Carsales took legal action against the challenger brand after CarsGuide launched its campaign across TV, radio, newspaper and billboard advertising.
Both companies are online platforms connecting car buyers with new and used car dealerships and private sellers.
The campaign aimed to tell buyers that CarsGuide dealt with their contact information differently to the incumbent Carsales by using cheeky language now deemed misleading.
The Carsguide campaign in question included:
- Two 15-second TV ads: a neatly-dressed woman stands over the words ‘carsguide.com.au’, while an aggressive, overweight man dressed in beige and brown stands over the words ‘carsales.com.au’. In one ad, the man says, “You shall not pass until you’ve handed over all your contact details”.
- three radio ads: featuring angry bleeped conversations between two people who had given their contact details to Carsales.
- a billboard: right outside the Carsales office with the words, “Let lightning strike those who sell your contact details to dealers.”
- a Facebook ad: with a similar message to the billboard and a video, and
- the following print ad that appeared in newspapers across the country.
According to the court records from the 13 July hearing, CarsGuide argued that the campaign aimed to show that Carsales sold buyer contact details to its client car dealers, while CarsGuide did not.
Carsales explained that it charged a small fee when giving dealers the contact details of members of the public who entered it into the website.

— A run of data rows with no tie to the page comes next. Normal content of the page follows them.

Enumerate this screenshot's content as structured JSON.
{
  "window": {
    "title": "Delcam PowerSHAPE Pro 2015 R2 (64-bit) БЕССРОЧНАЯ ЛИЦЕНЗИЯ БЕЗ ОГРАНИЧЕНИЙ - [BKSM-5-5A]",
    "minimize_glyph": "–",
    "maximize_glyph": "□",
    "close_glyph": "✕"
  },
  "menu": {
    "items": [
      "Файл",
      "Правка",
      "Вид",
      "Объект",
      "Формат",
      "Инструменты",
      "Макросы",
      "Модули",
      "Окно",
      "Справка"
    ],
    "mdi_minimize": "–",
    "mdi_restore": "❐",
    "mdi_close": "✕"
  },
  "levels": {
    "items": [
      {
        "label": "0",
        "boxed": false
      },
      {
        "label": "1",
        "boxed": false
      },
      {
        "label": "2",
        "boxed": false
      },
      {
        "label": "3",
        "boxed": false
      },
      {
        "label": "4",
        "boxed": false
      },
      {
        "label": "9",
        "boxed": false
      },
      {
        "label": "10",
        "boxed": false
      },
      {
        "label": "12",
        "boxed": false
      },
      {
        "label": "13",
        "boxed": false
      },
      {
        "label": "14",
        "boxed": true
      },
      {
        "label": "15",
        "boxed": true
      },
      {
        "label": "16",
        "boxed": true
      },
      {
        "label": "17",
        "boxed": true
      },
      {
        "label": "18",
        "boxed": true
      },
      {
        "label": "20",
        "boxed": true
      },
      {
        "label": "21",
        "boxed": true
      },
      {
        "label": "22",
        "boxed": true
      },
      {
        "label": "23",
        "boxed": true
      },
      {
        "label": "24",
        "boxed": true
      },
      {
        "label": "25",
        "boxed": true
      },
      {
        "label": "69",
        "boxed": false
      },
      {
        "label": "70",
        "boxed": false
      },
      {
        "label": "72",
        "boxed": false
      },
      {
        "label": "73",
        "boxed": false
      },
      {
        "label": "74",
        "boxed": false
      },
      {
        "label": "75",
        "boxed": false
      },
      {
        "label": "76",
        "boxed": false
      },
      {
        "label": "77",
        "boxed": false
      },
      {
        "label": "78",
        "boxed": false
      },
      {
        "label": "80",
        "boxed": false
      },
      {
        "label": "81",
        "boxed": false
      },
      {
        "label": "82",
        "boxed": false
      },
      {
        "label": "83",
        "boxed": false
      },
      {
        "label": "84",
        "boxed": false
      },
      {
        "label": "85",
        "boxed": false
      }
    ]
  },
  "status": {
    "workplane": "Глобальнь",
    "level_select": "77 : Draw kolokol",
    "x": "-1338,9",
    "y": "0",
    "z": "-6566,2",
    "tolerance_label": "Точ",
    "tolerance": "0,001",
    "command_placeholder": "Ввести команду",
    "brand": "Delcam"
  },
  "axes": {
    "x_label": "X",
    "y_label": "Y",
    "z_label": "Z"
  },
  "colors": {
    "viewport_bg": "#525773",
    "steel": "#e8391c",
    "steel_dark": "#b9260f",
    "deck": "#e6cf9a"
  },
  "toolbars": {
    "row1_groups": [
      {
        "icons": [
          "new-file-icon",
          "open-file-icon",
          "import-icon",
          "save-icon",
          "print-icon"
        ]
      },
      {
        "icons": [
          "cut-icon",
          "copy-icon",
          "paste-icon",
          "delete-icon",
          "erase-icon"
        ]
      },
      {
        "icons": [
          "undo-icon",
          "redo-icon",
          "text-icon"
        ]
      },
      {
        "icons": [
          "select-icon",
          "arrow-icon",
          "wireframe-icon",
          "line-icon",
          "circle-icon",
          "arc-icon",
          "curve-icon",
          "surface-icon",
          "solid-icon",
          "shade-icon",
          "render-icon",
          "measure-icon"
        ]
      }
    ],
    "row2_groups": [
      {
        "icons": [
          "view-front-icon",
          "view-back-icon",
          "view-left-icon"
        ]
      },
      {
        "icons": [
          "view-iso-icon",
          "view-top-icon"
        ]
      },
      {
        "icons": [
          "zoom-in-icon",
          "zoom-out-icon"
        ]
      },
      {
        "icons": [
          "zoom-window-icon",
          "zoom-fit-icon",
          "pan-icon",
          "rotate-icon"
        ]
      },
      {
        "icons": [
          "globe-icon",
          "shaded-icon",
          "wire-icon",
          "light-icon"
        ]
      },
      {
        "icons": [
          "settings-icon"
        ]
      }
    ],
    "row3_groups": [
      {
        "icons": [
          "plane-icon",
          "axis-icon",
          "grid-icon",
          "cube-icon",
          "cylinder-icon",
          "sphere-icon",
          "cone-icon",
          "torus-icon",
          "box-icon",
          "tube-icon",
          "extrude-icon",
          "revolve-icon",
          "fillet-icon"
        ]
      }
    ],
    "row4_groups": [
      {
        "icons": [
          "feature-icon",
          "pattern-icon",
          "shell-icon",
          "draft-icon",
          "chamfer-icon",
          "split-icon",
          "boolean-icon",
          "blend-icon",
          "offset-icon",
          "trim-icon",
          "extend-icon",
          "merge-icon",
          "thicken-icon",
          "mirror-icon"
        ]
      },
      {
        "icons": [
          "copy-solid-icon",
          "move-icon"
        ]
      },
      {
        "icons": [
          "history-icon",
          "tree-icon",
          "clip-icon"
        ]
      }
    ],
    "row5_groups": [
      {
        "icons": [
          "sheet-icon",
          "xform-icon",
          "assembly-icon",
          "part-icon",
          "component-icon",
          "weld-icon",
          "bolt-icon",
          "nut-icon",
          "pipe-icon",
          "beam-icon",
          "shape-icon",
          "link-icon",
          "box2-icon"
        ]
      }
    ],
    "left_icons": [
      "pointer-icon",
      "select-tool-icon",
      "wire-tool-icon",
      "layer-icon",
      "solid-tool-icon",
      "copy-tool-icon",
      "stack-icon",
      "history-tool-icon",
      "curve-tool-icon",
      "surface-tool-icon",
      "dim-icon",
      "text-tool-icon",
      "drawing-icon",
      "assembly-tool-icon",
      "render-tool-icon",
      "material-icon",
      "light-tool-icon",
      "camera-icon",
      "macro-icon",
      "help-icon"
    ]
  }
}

CarsGuide said Carsales’ methods of on-selling contact information to dealers subjected buyers to unwelcome “harassment” by dealers of cars they were not necessarily interested in buying.
Justice James Judd rejected CarsGuide’s “altruistic” defence of its business model.
“The defendant aspired to a model that reflecting a return to a less pressured past era, when buyers could attend a dealer’s place of business to look at cars without the risk of ‘harassment’, because no contact details had been sold to the dealer,” he says in the court record.
“It would be fanciful to conclude that the defendant was disinterested in the value to its client dealers of marketing information in the nature of buyer details. The plaintiff and defendant are in the business of providing dealers with a website based marketing service to sell motor vehicles.”
Both charge fees for their services under different business models, but for both, their success depends on generating sales for client dealers and private sellers, Judd determined.
“The defendant’s purpose, evident from the advertising campaign, was to frighten away potential and existing users of the plaintiff’s website with false or misleading messages in which the plaintiff was portrayed as dishonest, untrustworthy and opportunistic.”
Marketing first reported on CarsGuide’s business transformation last September, when it relaunched its business model and website, saying “the way car sites work today is fundamentally broken”.
CarsGuide CEO Lauren Williams has announced the advertising campaign will be discontinued.
“Unfortunately the court found that the advertisements conveyed misleading representations. Carsguide regrets this.”